Monday, January 6

Confessions From THIS Homeschool Mom

I know my last post was about JOY. But, I'm just going to come right out and confess....

I was not ready to start school today,

not ready to look at the blank stares,

not ready... not ready.... not ready!!!

So, look! If I had any pride left, I would not admit this. I know (because I used to be this person) that there are people just waiting for me to throw in the towel, realize that school is a better choice for everyone, and say it's just too hard.

Well, some days, it's really, really hard. And, after 3 weeks off, major house renovations going on for months now, and FREEZING cold temps outside, it was really, really hard to think about homeschooling.

On top of that, I really thought I'd get this wild motivation as this day got closer. I'm not kidding... I thought I'd magically wake up one morning and have this sudden urge to jump out of bed, clean out the school supplies, and write beautiful lesson plans for January. So, when that didn't happen by this past Friday, I started questioning everything. Well, maybe not EVERYTHING. But, I sure started questioning ME.

Yesterday, our pastor began a new sermon series on living a life with no regrets. Thankfully, the Lord & a sweet homeschooling friend/mentor (thank you, Dee Dee) had already begun to pull me out of my funk, because this sermon reminded me of every reason we'd decided to homeschool our children last year. In other words, I was convicted (AGAIN) that this isn't about me. 
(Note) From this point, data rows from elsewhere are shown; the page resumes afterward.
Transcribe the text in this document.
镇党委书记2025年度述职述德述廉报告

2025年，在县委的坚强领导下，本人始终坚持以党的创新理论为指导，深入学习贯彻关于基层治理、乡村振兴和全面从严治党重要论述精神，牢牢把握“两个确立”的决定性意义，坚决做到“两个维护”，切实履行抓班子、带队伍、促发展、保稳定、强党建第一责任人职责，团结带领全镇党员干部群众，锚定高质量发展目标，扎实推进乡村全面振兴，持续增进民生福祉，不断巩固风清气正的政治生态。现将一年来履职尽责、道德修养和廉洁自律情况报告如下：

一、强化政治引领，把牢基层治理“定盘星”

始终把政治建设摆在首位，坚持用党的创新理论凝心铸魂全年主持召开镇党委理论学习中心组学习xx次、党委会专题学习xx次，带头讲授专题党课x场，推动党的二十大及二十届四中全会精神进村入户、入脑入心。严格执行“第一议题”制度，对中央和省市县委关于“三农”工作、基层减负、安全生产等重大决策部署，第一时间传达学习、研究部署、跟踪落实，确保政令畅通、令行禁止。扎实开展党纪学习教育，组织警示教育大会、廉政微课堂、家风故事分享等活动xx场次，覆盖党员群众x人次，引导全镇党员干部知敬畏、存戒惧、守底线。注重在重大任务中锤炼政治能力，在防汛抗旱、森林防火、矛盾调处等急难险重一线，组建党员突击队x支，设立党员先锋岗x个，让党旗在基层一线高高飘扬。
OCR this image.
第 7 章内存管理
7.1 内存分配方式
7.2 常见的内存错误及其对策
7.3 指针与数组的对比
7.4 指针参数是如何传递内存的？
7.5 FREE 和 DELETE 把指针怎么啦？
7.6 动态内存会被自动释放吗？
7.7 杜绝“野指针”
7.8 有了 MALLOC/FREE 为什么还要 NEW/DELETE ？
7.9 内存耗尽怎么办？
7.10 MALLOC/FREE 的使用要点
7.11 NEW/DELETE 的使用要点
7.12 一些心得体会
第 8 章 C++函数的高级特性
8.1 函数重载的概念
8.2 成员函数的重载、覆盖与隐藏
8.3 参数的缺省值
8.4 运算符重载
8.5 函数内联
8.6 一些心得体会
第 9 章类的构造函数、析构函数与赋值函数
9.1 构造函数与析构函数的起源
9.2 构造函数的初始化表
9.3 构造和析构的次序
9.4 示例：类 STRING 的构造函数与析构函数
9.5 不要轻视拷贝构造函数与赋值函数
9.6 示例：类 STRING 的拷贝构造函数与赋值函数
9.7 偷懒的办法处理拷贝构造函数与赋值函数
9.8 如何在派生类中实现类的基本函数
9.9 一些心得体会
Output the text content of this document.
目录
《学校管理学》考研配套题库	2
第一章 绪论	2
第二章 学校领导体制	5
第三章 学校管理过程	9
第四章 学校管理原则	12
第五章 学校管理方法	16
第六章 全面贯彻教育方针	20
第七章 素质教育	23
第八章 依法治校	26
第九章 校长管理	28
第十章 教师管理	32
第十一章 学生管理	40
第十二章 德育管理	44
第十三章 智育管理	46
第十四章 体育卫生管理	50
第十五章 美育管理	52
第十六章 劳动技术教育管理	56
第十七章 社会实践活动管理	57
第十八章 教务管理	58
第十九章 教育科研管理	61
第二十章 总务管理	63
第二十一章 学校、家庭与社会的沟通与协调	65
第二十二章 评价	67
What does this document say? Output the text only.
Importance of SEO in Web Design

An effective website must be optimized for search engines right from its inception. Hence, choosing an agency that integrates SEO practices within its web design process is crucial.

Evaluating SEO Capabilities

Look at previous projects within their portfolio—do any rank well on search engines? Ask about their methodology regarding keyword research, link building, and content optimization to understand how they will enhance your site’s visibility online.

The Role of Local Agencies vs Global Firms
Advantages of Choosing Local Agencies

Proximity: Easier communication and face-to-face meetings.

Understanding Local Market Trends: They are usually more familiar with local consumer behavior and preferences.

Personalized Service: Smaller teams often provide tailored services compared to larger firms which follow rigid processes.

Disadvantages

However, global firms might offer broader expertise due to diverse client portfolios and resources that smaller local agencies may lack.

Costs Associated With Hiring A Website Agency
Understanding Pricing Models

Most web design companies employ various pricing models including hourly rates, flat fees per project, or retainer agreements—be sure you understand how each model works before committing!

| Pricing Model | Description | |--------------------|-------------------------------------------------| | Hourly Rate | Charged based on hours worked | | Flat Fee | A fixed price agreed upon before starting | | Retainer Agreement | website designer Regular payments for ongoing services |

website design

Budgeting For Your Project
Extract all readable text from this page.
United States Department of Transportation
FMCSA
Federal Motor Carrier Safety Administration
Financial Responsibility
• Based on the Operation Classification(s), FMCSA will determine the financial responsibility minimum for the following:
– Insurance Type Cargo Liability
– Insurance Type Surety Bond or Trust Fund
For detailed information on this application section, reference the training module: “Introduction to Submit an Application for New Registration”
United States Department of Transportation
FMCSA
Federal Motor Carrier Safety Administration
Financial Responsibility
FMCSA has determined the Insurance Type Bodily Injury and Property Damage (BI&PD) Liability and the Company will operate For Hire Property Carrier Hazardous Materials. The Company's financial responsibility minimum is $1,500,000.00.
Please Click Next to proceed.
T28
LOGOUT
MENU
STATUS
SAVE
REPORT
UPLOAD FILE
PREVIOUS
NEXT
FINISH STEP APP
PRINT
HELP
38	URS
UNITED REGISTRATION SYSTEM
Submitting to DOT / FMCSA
In fact, it was during another sermon series at our church that God began to pull at my heartstrings and open my mind to the possibility of making a change. We were doing a series on the family. It was awesome! We studied so many areas of family life. One Sunday, we were in Deuteronomy 6, and I began to realize that God's command to parents that we TEACH our children LOTS of different things is a serious command.... one that I'd not been taking seriously. Along with that truth, I began to recognize that God has great expectations for families. The way we live and operate at home will play a large part in how our children grow up and live and operate in their own homes. The reality set in that OUR family has A LOT to heal from if we are going to set our children on the path towards healthy marriages and families. True healing just couldn't happen in the average one hour a day we had together as a family (that's an honest calculation... I did the math). 

So.... yesterday, Whit asked how we would live differently if we knew we had one month, three months, etc. to live. What would we do? 

I would study the Word (Christ, the Word) like it was my very breath, searching for guidance in living abundantly. I would find ways to leave imprints on the lives entrusted to me so that they'd remember my love for them after I'm gone. And... I would teach my children to do the same. But, I wouldn't teach them with an attitude of "I HAVE to do this!" 

I wouldn't half heartedly plan out lessons to mark objectives off of a list. 

And, I certainly wouldn't wish that I had LESS time with them! 

I'd cherish every moment, and I'd teach them important lessons like their very lives depended on it... because I'd realize that they do! 

Whew! Am I ever thankful for God's timing! I needed these lessons this weekend. I needed to be reminded that my children deserve my best! ALL of the time... not just when I'm "on duty". They are gifts. And, thankfully, God did this work in me prior to this morning. I REALLY was ready for school when I woke up today. I was HAPPY to be a homeschooling mom!

But, just in case I wasn't, God carefully planned for another great reminder. He's so wise! Here is our memory verse for this week in Claire's writing....


This is what we'd do if we knew when life was going to end! We'd do EVERYTHING to the glory of God. So, why wait?